His paraprofessional has been "selling" this baby thing. She has been pretending it is real. She is telling him he is a father and he has to care for the baby. Holy Lord! This is a concrete thinker. This child now believes he is an adult and is obsessed over this sack of flour. It is not working. He swears this is real. I cannot fathom the thought process and how this seems okay.

I am beyond frustrated. I understand most kids would be fine with this, but he is not. I understand the process and I think it is a positive thing, but not for kids like Dustin. We are making these special needs kids, kids with low IQs, obsessed with caring for babies. These are flour sacks, they are easy to care for. All you have to do is keep them dry and not drop them . . . their FLOUR for goodness sake! They don't cry, they don't need food, they don't need changed. Are we sending the wrong message? Kids with the mentally capacity of 4 and the hormones of a 16 year old. Well able to make a baby, but babies cannot be tossed on the bed and pretend fed once a night.

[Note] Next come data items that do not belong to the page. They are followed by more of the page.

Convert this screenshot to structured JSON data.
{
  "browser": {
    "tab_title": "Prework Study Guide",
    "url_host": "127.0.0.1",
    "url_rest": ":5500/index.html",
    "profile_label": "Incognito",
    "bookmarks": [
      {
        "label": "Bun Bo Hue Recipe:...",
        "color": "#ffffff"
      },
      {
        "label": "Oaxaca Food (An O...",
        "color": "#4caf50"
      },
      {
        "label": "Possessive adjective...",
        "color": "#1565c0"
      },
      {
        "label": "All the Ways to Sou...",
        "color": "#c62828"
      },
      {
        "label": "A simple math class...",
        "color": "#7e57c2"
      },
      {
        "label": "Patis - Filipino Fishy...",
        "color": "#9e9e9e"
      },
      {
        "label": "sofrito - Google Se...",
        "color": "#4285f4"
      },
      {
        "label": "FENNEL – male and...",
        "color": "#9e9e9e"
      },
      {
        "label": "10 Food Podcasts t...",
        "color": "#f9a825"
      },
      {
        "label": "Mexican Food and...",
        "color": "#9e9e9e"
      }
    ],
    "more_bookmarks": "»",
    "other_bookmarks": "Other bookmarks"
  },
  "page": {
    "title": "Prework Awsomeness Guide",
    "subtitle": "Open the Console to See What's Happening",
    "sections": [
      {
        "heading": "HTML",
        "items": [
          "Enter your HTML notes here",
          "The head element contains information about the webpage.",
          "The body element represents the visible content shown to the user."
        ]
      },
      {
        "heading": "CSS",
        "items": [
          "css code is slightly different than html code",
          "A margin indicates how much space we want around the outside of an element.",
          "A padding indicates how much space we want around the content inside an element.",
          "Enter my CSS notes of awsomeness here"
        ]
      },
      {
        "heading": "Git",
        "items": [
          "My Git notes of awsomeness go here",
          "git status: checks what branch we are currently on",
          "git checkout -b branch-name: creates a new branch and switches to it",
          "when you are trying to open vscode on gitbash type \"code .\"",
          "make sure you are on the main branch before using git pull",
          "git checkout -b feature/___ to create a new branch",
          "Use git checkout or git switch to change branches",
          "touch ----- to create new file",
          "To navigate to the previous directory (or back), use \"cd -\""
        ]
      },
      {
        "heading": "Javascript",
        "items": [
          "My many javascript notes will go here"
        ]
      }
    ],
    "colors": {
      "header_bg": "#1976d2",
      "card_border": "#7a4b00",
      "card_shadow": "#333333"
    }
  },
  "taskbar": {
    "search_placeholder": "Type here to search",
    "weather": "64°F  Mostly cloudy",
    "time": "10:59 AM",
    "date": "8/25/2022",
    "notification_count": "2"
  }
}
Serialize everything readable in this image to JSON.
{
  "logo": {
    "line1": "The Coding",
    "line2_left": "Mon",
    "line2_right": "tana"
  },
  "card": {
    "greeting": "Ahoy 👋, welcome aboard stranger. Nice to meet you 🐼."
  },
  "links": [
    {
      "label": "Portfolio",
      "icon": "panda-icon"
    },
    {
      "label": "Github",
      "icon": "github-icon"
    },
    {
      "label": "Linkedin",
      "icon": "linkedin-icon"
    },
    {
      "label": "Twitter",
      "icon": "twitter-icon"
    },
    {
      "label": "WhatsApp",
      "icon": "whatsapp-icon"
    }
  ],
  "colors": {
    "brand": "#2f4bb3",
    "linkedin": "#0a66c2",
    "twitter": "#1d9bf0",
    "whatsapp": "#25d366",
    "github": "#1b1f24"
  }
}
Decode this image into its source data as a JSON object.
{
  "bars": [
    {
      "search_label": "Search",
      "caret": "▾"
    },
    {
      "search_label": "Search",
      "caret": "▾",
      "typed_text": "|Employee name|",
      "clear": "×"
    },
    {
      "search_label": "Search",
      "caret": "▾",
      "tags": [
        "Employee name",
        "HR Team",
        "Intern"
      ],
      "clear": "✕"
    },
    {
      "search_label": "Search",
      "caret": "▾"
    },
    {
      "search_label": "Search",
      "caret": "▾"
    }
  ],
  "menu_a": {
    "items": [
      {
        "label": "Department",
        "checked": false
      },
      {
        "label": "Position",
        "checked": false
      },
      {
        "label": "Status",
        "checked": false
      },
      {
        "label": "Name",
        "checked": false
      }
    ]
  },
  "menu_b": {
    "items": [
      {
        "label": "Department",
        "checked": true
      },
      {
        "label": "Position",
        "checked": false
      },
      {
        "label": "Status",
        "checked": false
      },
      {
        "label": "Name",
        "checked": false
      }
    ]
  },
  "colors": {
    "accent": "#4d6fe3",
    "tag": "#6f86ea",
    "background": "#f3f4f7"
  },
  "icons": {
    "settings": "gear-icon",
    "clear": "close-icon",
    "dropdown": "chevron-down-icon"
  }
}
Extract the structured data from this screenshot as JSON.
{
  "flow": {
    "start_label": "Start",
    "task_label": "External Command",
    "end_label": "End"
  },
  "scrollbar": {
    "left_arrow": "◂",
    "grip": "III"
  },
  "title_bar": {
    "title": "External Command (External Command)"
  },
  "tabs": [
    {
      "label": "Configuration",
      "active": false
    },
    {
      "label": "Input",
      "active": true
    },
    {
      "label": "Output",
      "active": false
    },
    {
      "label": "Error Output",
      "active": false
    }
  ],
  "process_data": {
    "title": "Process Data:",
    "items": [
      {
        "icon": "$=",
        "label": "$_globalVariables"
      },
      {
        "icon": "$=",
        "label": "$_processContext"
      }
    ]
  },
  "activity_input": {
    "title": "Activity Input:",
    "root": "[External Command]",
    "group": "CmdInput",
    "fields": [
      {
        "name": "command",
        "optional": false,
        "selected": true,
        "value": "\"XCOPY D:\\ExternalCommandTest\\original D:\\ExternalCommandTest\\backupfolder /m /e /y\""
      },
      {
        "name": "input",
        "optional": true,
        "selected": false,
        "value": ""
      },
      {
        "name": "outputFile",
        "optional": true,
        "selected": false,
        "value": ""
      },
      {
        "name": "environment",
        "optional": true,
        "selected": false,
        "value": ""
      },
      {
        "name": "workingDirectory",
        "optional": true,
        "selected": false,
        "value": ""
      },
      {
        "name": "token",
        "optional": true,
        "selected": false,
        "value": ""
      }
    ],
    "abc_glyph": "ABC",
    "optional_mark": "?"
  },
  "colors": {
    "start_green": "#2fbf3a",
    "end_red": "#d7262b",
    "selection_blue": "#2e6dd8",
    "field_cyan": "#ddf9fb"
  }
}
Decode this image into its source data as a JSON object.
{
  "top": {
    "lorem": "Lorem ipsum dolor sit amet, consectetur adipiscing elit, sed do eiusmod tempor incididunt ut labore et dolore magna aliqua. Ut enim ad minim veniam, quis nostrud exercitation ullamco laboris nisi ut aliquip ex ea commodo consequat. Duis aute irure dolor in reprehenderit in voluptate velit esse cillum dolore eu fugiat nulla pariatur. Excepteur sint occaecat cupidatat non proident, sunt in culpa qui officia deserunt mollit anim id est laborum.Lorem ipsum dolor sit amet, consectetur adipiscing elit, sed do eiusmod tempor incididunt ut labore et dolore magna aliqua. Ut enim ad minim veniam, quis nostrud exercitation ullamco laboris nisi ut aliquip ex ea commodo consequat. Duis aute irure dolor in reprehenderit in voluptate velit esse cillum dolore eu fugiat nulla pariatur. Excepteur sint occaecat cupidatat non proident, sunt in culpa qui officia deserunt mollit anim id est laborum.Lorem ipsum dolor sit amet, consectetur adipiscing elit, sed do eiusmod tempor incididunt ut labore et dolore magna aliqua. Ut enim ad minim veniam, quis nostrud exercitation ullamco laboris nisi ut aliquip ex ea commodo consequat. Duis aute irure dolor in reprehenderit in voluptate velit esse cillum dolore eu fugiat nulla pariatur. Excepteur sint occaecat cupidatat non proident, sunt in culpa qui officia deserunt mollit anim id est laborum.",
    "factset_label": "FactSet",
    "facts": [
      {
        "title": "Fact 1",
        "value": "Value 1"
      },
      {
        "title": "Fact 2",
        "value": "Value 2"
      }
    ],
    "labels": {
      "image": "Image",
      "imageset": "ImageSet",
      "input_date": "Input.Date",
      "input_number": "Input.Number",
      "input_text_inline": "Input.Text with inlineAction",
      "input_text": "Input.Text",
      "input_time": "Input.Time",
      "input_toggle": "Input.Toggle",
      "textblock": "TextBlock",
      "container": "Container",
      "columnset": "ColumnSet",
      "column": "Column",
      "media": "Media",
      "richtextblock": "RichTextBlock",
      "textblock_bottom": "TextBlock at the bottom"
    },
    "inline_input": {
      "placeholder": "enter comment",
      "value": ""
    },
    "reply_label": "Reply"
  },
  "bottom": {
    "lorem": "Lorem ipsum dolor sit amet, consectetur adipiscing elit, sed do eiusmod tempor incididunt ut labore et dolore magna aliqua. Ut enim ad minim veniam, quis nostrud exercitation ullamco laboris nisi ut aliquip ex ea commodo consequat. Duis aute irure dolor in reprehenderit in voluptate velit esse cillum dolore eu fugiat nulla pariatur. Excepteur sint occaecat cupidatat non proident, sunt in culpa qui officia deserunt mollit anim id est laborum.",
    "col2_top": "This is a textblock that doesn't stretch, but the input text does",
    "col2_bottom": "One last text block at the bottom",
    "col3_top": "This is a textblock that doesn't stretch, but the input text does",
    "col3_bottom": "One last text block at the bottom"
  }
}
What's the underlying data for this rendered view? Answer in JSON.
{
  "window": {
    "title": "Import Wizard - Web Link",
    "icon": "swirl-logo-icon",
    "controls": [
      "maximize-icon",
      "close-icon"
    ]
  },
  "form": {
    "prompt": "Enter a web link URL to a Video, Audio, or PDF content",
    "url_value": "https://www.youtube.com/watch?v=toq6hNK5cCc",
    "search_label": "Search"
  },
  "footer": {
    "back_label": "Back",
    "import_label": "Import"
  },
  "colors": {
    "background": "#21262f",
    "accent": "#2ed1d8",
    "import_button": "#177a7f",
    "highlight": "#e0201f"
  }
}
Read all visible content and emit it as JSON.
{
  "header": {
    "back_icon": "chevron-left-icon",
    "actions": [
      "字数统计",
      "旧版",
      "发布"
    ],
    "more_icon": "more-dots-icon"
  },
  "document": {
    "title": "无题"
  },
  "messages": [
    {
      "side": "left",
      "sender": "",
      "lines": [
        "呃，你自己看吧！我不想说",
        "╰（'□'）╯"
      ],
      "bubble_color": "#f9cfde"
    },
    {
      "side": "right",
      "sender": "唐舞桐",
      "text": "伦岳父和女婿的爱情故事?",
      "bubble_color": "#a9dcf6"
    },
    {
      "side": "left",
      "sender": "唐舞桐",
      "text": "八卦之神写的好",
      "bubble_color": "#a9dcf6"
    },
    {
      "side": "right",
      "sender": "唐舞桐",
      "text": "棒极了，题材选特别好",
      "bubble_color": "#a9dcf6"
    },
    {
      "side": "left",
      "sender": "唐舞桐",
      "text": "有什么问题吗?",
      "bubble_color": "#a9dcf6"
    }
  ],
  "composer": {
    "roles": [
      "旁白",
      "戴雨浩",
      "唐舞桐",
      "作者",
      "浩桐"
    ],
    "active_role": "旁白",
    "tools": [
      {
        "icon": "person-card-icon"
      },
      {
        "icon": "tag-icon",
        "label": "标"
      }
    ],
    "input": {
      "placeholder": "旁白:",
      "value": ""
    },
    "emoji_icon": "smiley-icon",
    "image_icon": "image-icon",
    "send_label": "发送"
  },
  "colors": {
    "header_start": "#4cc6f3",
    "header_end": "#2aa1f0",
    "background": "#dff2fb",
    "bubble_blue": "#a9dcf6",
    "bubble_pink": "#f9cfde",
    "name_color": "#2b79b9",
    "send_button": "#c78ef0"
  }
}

And babies CANNOT make gravy!

I still have some humor left in me!

2 comments:

Kathleen Benckendorf said...

Glad you figured out where it is coming from.

Honestly, I don't know if there is any way to train people all the things not to do and say... short of living this life for a while. I mean, who else but one of us would have expected a kid to go home and seriously act out based on that?

So sorry for your struggles.

zunzun said...

Caring for an egg, flour sack, doll, etc., is part of some curriculums and although I do like the idea in general (plus the hilarity that ensues in "regular" type classes) I do think this is one that should be reconsidered for some special ed type classes....granted...it's hard to know how each individual child will react but I would think it would be safe to assume that children that have a hard time conceptualizing things or differentiaging between real and fake would have an incredibly difficult time with this task.

Heck..my child,who is in a regular type class (but also possibly RAD and/or other pathological and/or conduct disorder type issues)had a hard time with this when it was done a couple of years ago in her class. It's so hard all around though...for us as the parents and for the teachers too.